PHIL 378 Philosophy and Intersectionality
- Level 3 or above.
None.
one-way Exclusions
- Lectures
- TBA
Instructor: Dalitso Ruwe
Intersectionality has proven to be a powerful legal theory that has advanced that legal remedies focused on racial discrimination have focused on ameliorating the conditions of Black males while legal remedies focused on sex discrimination have focused on white women, as such Black women given their race and gender are disadvantaged by race and sex legal remedies that do not account for their intersecting identity. Following post-intersectionality critiques that have challenged intersectional readings of Black male as being advantaged in legal remedies, this class will explore the fact that despite the mountainous empirical studies showing that Black males are the most incarcerated, the most unemployed, the least educated, and have the highest rate of homicide in the United States, there is little theory that speaks to the forces that oppress Black males beyond generic theories of racism.
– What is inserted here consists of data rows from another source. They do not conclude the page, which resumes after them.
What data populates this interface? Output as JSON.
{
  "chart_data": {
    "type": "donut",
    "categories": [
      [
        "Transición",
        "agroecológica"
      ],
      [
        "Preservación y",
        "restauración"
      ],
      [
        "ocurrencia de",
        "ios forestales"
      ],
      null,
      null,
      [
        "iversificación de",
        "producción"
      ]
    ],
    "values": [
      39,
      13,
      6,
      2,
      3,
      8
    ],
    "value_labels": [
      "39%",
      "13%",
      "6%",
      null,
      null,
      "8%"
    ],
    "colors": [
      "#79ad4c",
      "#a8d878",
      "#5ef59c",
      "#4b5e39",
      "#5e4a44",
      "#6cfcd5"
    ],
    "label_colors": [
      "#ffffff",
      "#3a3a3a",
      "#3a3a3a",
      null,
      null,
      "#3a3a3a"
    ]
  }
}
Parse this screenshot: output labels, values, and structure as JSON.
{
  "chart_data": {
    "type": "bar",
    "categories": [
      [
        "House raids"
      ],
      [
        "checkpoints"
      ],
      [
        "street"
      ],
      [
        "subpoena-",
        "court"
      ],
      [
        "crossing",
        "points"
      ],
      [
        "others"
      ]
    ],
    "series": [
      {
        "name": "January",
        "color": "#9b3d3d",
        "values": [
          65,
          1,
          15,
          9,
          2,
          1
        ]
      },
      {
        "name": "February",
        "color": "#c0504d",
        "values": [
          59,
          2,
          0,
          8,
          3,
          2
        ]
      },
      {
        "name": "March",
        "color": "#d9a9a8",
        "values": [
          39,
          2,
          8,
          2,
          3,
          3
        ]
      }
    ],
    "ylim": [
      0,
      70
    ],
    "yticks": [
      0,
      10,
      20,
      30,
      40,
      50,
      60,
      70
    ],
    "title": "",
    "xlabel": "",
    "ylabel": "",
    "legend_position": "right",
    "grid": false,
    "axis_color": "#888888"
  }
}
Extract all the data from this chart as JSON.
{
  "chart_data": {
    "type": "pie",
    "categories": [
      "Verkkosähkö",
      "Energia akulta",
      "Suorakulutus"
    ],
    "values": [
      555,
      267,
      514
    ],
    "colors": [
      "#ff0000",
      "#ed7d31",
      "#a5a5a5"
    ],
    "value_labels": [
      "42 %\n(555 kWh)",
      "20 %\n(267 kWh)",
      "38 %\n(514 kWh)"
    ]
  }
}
In this course, the Black male will be understood as a victim of the genocidal logics of patriarchy rather than its inheritor.
Learning Outcomes
This course will: (1) familiarize students with 19th century ethnology, (2) explore the various accounts of the rape of Black men during slavery and Jim Crown by white men and women, (3) the debates between lynching advocates and progressives who advocated castration, (4) utilize empirical findings concerning Black males’ actual gender attitudes and activism concerning sexual violence in the 20th century, and (5) learn the various literatures of social dominance theory which focus on the lethal violence against Black men and boys.